Finalmente, após dois episódios que estranhamente soaram como pilotos da série, Constantine teve seu primeiro exemplar interessante, lotado de referência aos quadrinhos e com uma abordagem que, embora continue apostando no “caso da semana” parece parte de algo maior, tornando também a aventura mais relevante até aqui.
John Constantine investiga a lenda de um disco de vinil amaldiçoado, que faz quem o escuta ser possuído por uma vontade irrefreável de matar, seja outros ou a si mesmo. Há na trama, um pouco da lenda do bluesman Robert Johnson, que teria feito um pacto com o Diabo para garantir seu sucesso. Essa mesma história já serviu de base para um episódio de Supernatural, inclusive, mas se até Sleepy Hollow usa lendas urbanas já mostradas na série dos irmãos Winchester, essa comparação já não é tão válida assim. Mas o que realmente chama atenção do fã de quadrinhos é o número de referências contidas no roteiro de David Goyer e Mark Verheiden. E mesmo quem não conhece o personagem nas HQs, vai perceber a construção de uma trama mais abrangente, que deve permear pela primeira temporada.
Logo no começo do episódio John revela a Zed que fez parte de uma banda punk chamada Membrana Mucosa, já que a primeira vítima do vinil assassino é justamente o produtor musical que gravou o primeiro e único disco do grupo. É uma boa citação, pois é algo que teve grande presença nas HQs mais antigas do mago, e faz parte da construção do personagem.
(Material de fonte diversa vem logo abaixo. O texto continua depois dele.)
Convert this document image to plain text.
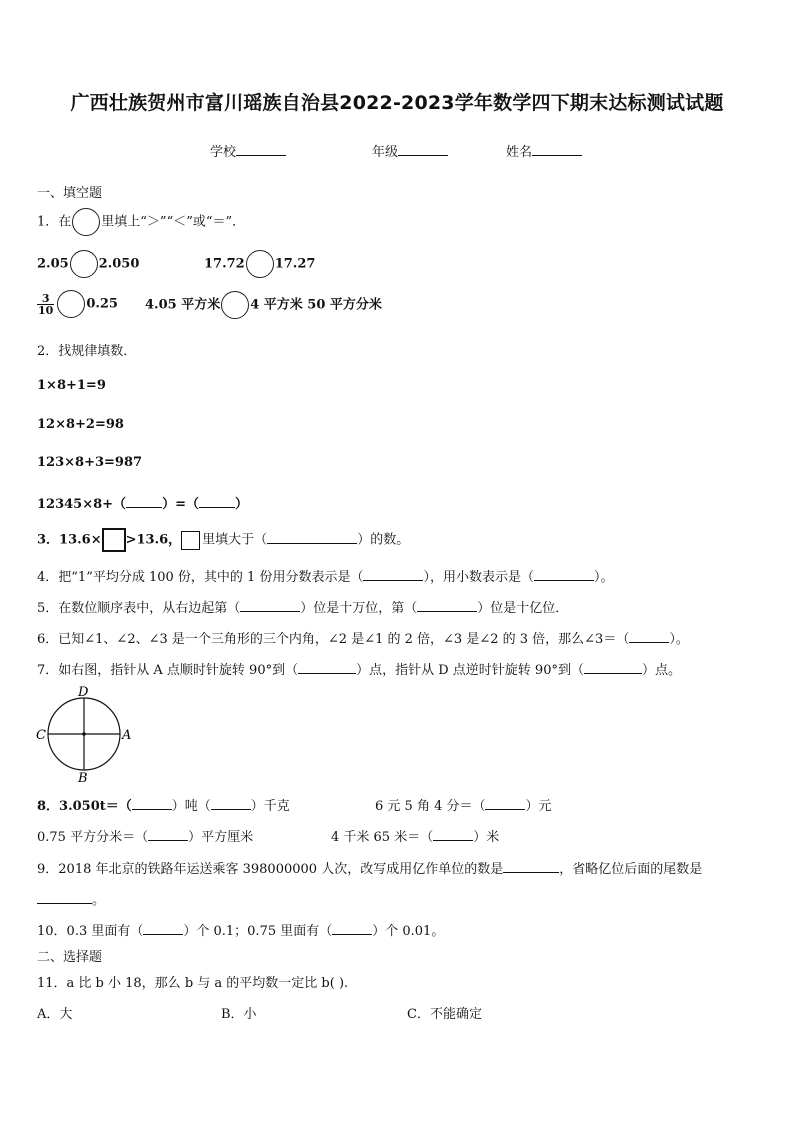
广西壮族贺州市富川瑶族自治县2022-2023学年数学四下期末达标测试试题
学校	年级	姓名
一、填空题
1．在 里填上“＞”“＜”或“＝”．
2.05 2.050	17.72 17.27
$\frac{3}{10} 0.25$ 4.05 平方米 4 平方米 50 平方分米
2．找规律填数．
1×8+1=9
12×8+2=98
123×8+3=987
12345×8+（	）=（	）
3．13.6× >13.6， 里填大于（	）的数。
4．把“1”平均分成 100 份，其中的 1 份用分数表示是（	），用小数表示是（	）。
5．在数位顺序表中，从右边起第（	）位是十万位，第（	）位是十亿位．
6．已知∠1、∠2、∠3 是一个三角形的三个内角，∠2 是∠1 的 2 倍，∠3 是∠2 的 3 倍，那么∠3＝（	）。
7．如右图，指针从 A 点顺时针旋转 90°到（	）点，指针从 D 点逆时针旋转 90°到（	）点。
D
C	A
B
8．3.050t＝（	）吨（	）千克	6 元 5 角 4 分＝（	）元
0.75 平方分米＝（	）平方厘米	4 千米 65 米＝（	）米
9．2018 年北京的铁路年运送乘客 398000000 人次，改写成用亿作单位的数是	，省略亿位后面的尾数是
。
10．0.3 里面有（	）个 0.1；0.75 里面有（	）个 0.01。
二、选择题
11．a 比 b 小 18，那么 b 与 a 的平均数一定比 b( ).
A．大	B．小	C．不能确定
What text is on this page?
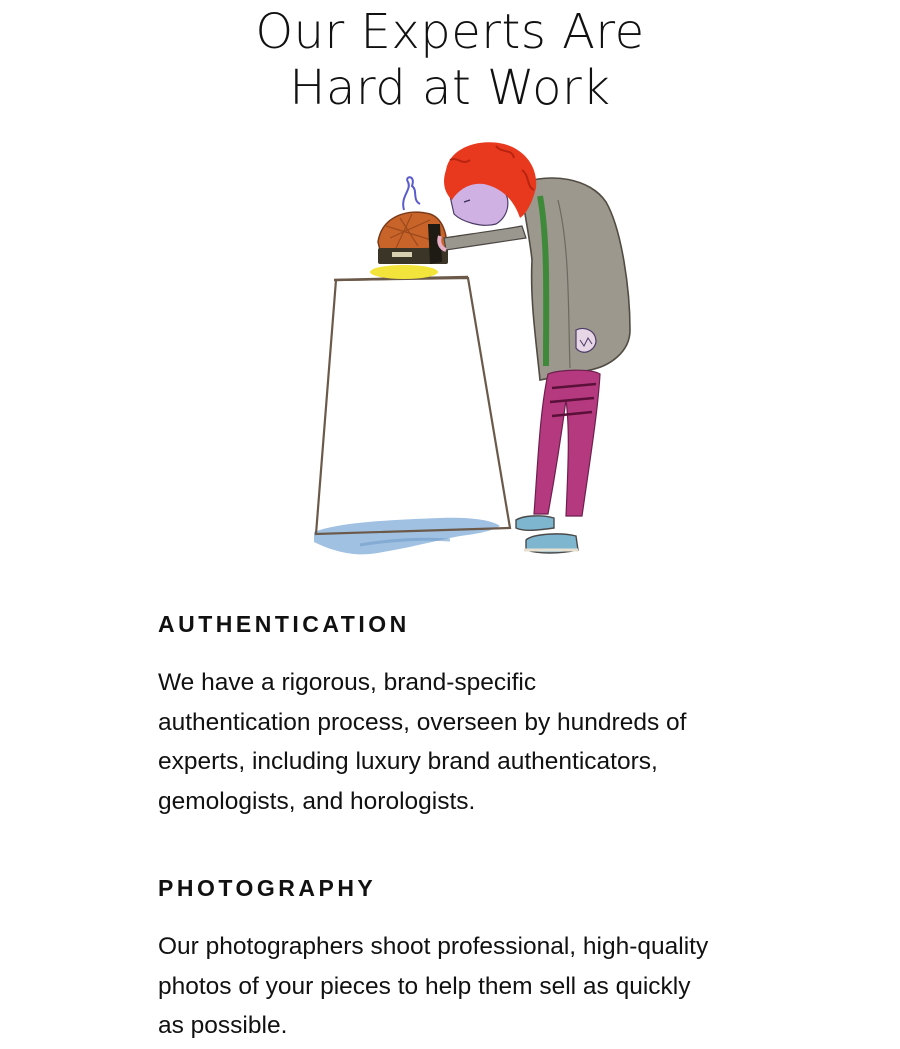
Our Experts Are
Hard at Work
AUTHENTICATION

We have a rigorous, brand-specific
authentication process, overseen by hundreds of
experts, including luxury brand authenticators,
gemologists, and horologists.

PHOTOGRAPHY

Our photographers shoot professional, high-quality
photos of your pieces to help them sell as quickly
as possible.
É importante ele ter feito parte da cena punk, isso ajuda a definir melhor sua personalidade anárquica. Porém, a grande referência do episódio é ao “Primeiro dos Caídos”, personagem criado por Garth Ennis para o arco Hábitos Perigosos. Aliás, a influência do autor pode ser sentida também em alguns pontos da história, como a forma irônica que trata a idéia de pactos com o Diabo, e a atitude de dois capangas que acaba levando a um problemático desfecho, que quebra um pouco o andamento do episódio. O importante é que o “Primeiro dos Caídos” é uma presença sentida por todo o roteiro e fica impossível não imaginar quando o personagem vai aparecer.
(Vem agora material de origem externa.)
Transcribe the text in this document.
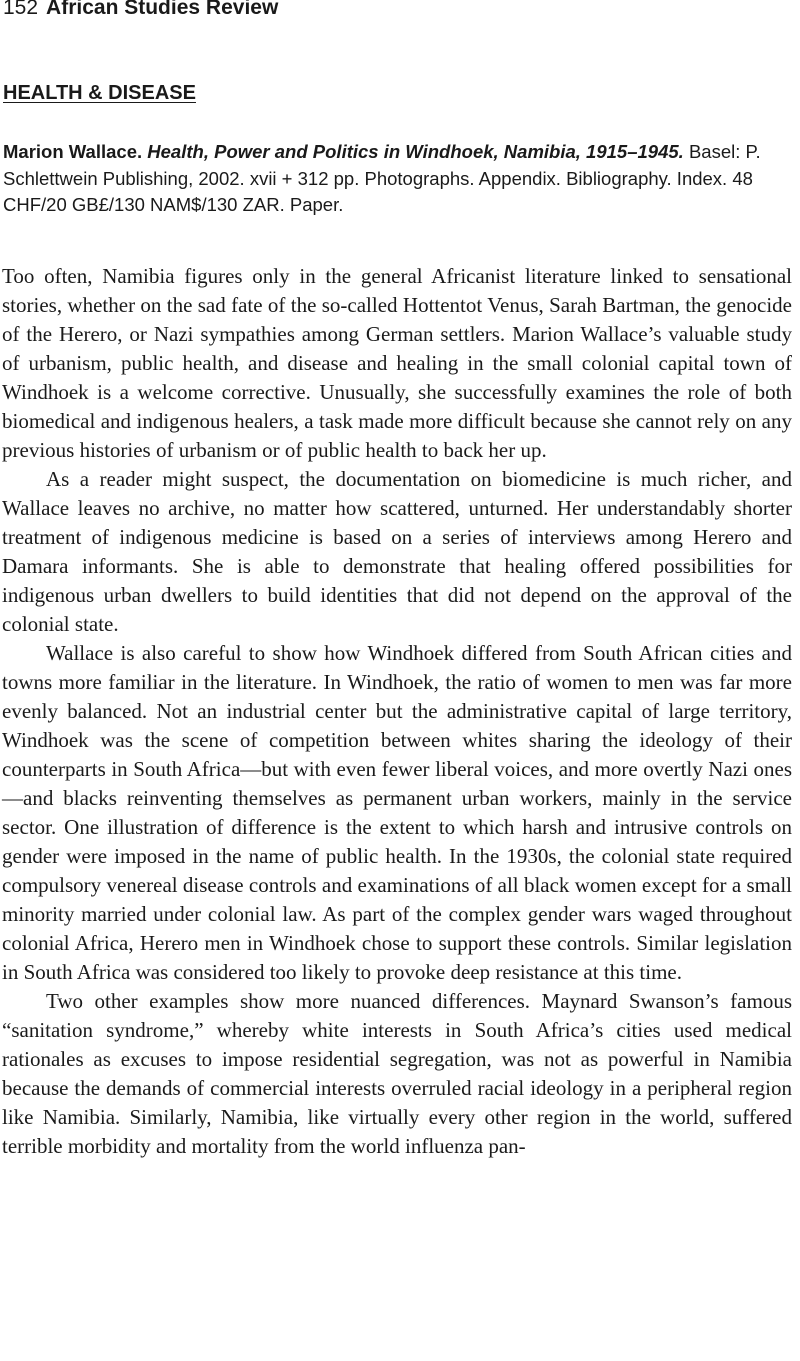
152 African Studies Review
HEALTH & DISEASE
Marion Wallace. Health, Power and Politics in Windhoek, Namibia, 1915–1945. Basel: P. Schlettwein Publishing, 2002. xvii + 312 pp. Photographs. Appendix. Bibliography. Index. 48 CHF/20 GB£/130 NAM$/130 ZAR. Paper.

Too often, Namibia figures only in the general Africanist literature linked to sensational stories, whether on the sad fate of the so-called Hottentot Venus, Sarah Bartman, the genocide of the Herero, or Nazi sympathies among German settlers. Marion Wallace’s valuable study of urbanism, public health, and disease and healing in the small colonial capital town of Windhoek is a welcome corrective. Unusually, she successfully examines the role of both biomedical and indigenous healers, a task made more difficult because she cannot rely on any previous histories of urbanism or of public health to back her up.

As a reader might suspect, the documentation on biomedicine is much richer, and Wallace leaves no archive, no matter how scattered, unturned. Her understandably shorter treatment of indigenous medicine is based on a series of interviews among Herero and Damara informants. She is able to demonstrate that healing offered possibilities for indigenous urban dwellers to build identities that did not depend on the approval of the colonial state.

Wallace is also careful to show how Windhoek differed from South African cities and towns more familiar in the literature. In Windhoek, the ratio of women to men was far more evenly balanced. Not an industrial center but the administrative capital of large territory, Windhoek was the scene of competition between whites sharing the ideology of their counterparts in South Africa—but with even fewer liberal voices, and more overtly Nazi ones—and blacks reinventing themselves as permanent urban workers, mainly in the service sector. One illustration of difference is the extent to which harsh and intrusive controls on gender were imposed in the name of public health. In the 1930s, the colonial state required compulsory venereal disease controls and examinations of all black women except for a small minority married under colonial law. As part of the complex gender wars waged throughout colonial Africa, Herero men in Windhoek chose to support these controls. Similar legislation in South Africa was considered too likely to provoke deep resistance at this time.

Two other examples show more nuanced differences. Maynard Swanson’s famous “sanitation syndrome,” whereby white interests in South Africa’s cities used medical rationales as excuses to impose residential segregation, was not as powerful in Namibia because the demands of commercial interests overruled racial ideology in a peripheral region like Namibia. Similarly, Namibia, like virtually every other region in the world, suffered terrible morbidity and mortality from the world influenza pan-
Quem também dá as caras em The Devil’s Vinyl é o Papa Meia-Noite (Michael James Shaw) em caracterização certeira, dando ao personagem uma participação dúbia, assim como sua contraparte de papel. Meia-Noite sempre se divide entre inimigo e aliado (mesmo que inadvertidamente) de Constantine e o episódio trata de mostrar isso de forma convincente, sem descaracterizar as atitudes de ambos. O sacerdote vodu estréia com a promessa de retornos eventuais, aumentando a lista de coadjuvantes da série de forma positiva.
A parceira do protagonista, Zed, também se mostra bastante útil na trama, chamando atenção até mesmo de Chas. Sua participação certamente não se resumirá a companheira observadora e deve evoluir conforme a temporada caminha. Claro, ela ainda é o elemento de ligação com o espectador, servindo para fazer as perguntas que movem a história. Sua presença traz um grande número de exposição no que se refere às regras do mundo da magia, o que incomoda um pouco. Toda vez que Constantine precisa fazer alguma coisa, ele também deve explicar o porquê e como o feitiço ou encantamento funciona, diminuindo um pouco o ritmo e o senso de urgência. Goyer também introduz uma maleta para John, contendo inúmeros itens mágicos para auxiliá-lo na aventura, trazendo uma dose exagerada de conveniência. Se ela estiver à mão em todo episódio, o personagem não precisa nem ter parceiros, já que tudo necessário para desvendar suas missões está lá dentro.
O grande problema do episódio, no entanto, está no terceiro ato, que foge um pouco do clima de mistério e suspense e parte pra um clímax um tanto quanto “apoteótico”, soando deslocado dentro da narrativa mais cadenciada que o roteiro e a direção de Romeo Tirone estavam conferindo à aventura. Por outro lado, gera a sequência mais interessante da série até aqui, com John enfrentando um exército de pessoas controladas pelo disco infernal, ouvindo Anarchy in the U.K. para não cair no feitiço do blues amaldiçoado.
Apesar de ainda não soar diferente de companheiras do gênero, a série de Constantine dá os primeiros sinais da criação de uma identidade própria, com citações suficientes para agradar quem já é fã do personagem e elementos de história contínua para atrair os espectadores que não tem mais paciência para séries apenas focadas no procedural. E, mesmo falho, o episódio se mostra inventivo em vários momentos com uma atmosfera sombria que remete aos quadrinhos da linha Vertigo, trazendo também elementos aventurescos e um tanto exagerados, comuns na versão do personagem recém-publicada pela DC pós-reboot. Dessa forma o seriado finalmente explora seu potencial, tentando agradar a gregos e troianos, sem fazer feio frente ao espectador.